Chez l’embryon, des cellules du dermomyotome du somite sont induites, par des signaux issus du tube neural, de la notocorde et de l’ectoderme de surface, à exprimer les facteurs myogéniques MyoD et Myf5 : ce sont désormais des myoblastes, déterminés mais encore en division et d’aspect banal. Les myoblastes migrent — dans les bourgeons de membres, par exemple — et se multiplient tant que des facteurs de croissance (FGF) sont présents. Lorsque ces facteurs s’épuisent, ils sortent du cycle cellulaire, expriment un second facteur, la myogénine, s’alignent bout à bout et fusionnent : leurs membranes se confondent en un myotube unique et allongé, aux nombreux noyaux alignés. Le myotube active les gènes musculaires — actine, myosine, troponine, tropomyosine, créatine kinase, récepteur de l’acétylcholine — assemble l’appareil contractile et mûrit en une fibre musculaire dont les noyaux se trouvent à la périphérie.
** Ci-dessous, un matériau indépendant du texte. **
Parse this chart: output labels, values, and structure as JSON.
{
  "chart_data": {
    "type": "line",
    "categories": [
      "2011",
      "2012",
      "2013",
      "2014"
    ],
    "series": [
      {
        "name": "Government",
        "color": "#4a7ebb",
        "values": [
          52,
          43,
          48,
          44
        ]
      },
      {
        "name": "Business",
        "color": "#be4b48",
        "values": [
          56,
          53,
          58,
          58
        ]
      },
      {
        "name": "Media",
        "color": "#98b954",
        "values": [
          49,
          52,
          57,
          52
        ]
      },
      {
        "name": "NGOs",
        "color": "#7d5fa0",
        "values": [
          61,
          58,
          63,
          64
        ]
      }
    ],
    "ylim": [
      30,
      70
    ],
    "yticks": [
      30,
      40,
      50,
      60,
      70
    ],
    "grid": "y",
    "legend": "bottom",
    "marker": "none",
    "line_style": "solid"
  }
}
Une fibre ne se divise plus jamais ; quelques myoblastes restent à côté d’elle, quiescents, sous forme de cellules satellites, les cellules souches qui réparent et font croître le muscle toute la vie durant.
Exemples
Exemple 12.8 (Croissance et réparation)
Chez l’adulte, un muscle croît non pas en ajoutant des fibres mais en les agrandissant : l’entraînement ajoute des myofibrilles à chaque fibre, et des cellules satellites fusionnent avec elle pour fournir les noyaux supplémentaires dont a besoin un cytoplasme plus volumineux. Après une lésion, les mêmes cellules se divisent, réexpriment MyoD, fusionnent et reconstruisent le segment endommagé en quelques semaines — le programme embryonnaire exécuté de nouveau chez l’adulte. Dans la myopathie, les fibres sont dépourvues de dystrophine, une protéine qui relie les myofibrilles à la membrane, et se déchirent pendant la contraction ; les cellules satellites les réparent encore et encore jusqu’à ce que, au bout d’années, le stock soit épuisé et que du tissu fibreux prenne la place du muscle.